The scientific community has worked on solutions to these challenges, and some of the suggestions are documented in the literature. Among others, a recent paper is proposing to continue training on domain-specific corpora, where the new information is selectively incorporated to stabilize and balance the domain adaptation[1]. Another paper proposes using external domain knowledge, not necessarily from pure textual data, combined with graph theory to inject additional information into a generic word embedding model without transforming it[2].

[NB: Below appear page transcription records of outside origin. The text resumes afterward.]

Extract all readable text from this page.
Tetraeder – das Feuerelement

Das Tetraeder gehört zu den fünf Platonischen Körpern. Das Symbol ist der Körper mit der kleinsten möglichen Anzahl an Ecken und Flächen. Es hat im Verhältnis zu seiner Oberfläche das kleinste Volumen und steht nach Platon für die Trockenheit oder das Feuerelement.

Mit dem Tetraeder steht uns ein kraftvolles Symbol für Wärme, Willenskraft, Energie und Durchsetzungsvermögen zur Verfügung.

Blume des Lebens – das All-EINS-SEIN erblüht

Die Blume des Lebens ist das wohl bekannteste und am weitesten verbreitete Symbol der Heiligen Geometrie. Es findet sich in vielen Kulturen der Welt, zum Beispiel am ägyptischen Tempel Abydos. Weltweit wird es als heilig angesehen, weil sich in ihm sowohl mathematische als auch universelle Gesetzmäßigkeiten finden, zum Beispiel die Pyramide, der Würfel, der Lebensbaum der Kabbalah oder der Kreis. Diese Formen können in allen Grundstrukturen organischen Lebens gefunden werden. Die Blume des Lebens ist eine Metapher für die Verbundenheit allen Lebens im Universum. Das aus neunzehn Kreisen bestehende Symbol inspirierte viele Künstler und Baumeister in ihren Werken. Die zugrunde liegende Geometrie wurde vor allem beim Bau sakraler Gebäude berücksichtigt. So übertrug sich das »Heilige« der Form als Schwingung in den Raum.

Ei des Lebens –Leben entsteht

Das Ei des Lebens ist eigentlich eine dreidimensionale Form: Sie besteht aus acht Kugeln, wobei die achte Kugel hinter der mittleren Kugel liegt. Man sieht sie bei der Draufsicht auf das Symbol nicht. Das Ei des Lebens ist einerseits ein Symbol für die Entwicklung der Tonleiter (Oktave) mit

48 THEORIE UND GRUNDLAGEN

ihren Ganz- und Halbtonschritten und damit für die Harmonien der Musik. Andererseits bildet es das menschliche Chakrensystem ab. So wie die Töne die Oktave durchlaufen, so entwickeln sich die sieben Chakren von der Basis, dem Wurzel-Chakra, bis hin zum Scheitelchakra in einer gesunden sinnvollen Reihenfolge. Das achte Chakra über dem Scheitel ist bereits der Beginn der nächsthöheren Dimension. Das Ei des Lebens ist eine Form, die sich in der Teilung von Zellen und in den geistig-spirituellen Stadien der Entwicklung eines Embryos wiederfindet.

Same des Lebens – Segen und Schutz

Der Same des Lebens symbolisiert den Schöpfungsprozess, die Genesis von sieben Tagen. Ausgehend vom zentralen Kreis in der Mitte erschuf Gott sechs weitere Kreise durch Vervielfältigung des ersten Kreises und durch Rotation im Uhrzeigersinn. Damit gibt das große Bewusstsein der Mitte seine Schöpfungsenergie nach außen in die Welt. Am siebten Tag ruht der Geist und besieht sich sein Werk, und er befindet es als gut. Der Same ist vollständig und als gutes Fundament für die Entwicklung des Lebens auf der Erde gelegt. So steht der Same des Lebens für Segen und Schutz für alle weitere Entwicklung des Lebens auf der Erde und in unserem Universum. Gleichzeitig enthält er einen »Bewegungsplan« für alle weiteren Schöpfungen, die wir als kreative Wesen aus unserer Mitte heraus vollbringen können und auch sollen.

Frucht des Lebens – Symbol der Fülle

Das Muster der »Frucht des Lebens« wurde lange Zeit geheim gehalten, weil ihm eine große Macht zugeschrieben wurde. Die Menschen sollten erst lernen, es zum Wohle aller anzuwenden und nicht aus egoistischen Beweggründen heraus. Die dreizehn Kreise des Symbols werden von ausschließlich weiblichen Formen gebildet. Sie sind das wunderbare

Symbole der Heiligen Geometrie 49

During this project we will investigate ways of enriching a general word embedding model with domain specific knowledge. We will identify a specific domain of interest and collect the needed data to conduct experiments. We will choose the most promising approaches suitable for the task and evaluate their behaviour on the selected domain. Finally, we will measure the rate of adaptation from the generic embedding model for each method.

Tasks:

Literature research of existing state of the art methods for enriching word embedding models.
Research and plan methods to evaluate domain adaptation.
Collect generic and domain specific dataset(s).
Implement and extend method(s) for injecting the domain specific information into the generic model.
Evaluation and comparison:
- Compare the method(s) and benchmark them against embeddings naively trained on the domain-specific and generic corpora (the generic corpora could include the domain-specific one).
- Measure and assess the domain adaptation.

[1] A Simple Regularization-based Algorithm for Learning Cross-Domain Word Embeddings (2019).
[2] Enhancing Domain Word Embedding via Latent Semantic Imputation (2019).